The US$30 million study, funded by the US Environmental Protection Agency and the National Institutes of Health, is the largest to measure both metrics of air pollution exposure and health markers over time. Results were published Tuesday in the journal The Lancet.

It relied on data collected through the Multi-Ethnic Study of Atherosclerosis and Air Pollution (MESA Air), which studies the effects of pollution in six US metropolitan areas: Baltimore, Chicago, Los Angeles, New York, and St Paul, Minnesota, and Winston-Salem, North Carolina.

Through what authors of an accompanying Lancet editorial called “meticulous measurements,” Kaufman’s analysis looked at the exposure of participants to the fine particulate matter present in pollution, tiny bits less than 2.5 microns in diameter, too small to be seen with the naked eye. Those fine particles are referred to as PM 2.5.

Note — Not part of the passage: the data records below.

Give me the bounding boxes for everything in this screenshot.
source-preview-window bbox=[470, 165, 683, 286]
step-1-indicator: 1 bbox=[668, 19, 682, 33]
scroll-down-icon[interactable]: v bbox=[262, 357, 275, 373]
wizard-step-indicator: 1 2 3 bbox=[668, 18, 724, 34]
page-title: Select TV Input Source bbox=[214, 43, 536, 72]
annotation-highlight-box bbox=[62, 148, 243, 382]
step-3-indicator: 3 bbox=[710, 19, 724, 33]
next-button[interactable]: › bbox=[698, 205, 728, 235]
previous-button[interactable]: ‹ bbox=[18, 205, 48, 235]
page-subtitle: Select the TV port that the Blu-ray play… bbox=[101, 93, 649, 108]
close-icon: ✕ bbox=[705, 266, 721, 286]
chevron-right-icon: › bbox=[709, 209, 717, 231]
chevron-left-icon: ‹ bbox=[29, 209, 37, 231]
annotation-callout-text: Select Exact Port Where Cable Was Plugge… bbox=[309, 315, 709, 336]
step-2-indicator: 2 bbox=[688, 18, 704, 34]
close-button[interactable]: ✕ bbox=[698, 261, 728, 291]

The study, which tracked air quality in participants’ communities and near their homes, also measured exposure to nitrogen oxide and nitrogen dioxide and black carbon or soot, pollutants typically associated with traffic. Participants also visited study clinics multiple times to collect health measurements.

In a complicated conclusion, the researchers found that for every 5 micrograms per cubic meter higher concentration of PM 2.5, or for every 35 parts per billion higher concentration of oxides of nitrogen, participants saw an increase of 4 units per year of a marker for coronary-artery calcium, called the Agatston score.

In plain language, that means the higher the concentrations of pollutants, the faster participants developed atherosclerosis, a condition commonly known as hardening of the arteries.

Overall, the increase from those sources accounted for a 20 per cent acceleration in the rate of the calcium deposits, Kaufman said.

“Another way to look at it is this: A move from an area with low pollution to an area with high pollution could be associated with an increased rate of 10 to 20 per cent in atherosclerosis,” Kaufman explained.

Researchers also analysed pollution in relation to another potential marker of cardiovascular disease, the thickness of the inner layers of the carotid artery, but found no effect.

The study drew praise from experts in air pollution and heart disease. It answers questions raised by scientists since the 1990s, when research first showed that people who lived in areas with high levels of pollution suffered more heart disease and stroke that those who lived elsewhere.

“The exact mechanism by which pollution has effects on heart and cardiovascular disease has been unknown,” said Dr Russell Luepker, a Mayo professor at the University of Minnesota’s School of Public Health. “This is a first attempt from an extremely good study.”

Dr Robert Brook, a cardiologist with the University of Michigan Health System, said the findings of the new study “would be hard to overstate.” They mean that air pollution is not just a trigger of heart attacks or strokes over a few days in high-risk or sick people who would have had such episodes anyway, but it’s also a cause of harm over years.

“This is THE study we have all been waiting to see the results of during the past decade,” Brook said in an email. “I am in awe of the study.”

Kaufman’s research has implications for public-health policy around the world.

During the study period, from 2002 to 2012, air pollution levels actually improved in the US, in large part because of reductions in allowed ambient particulate levels. The US now permits an annual average of 12 micrograms per cubic meter of PM 2.5, about half the European standard of 25 micrograms per cubic meter.

“This is a public-health success story,” Kaufman said.

But the new evidence also shows that there’s no safe level of pollution, no exposure that doesn’t increase heart disease risk, he added.

“Even though things are clean and getting better, there’s still more work to do.”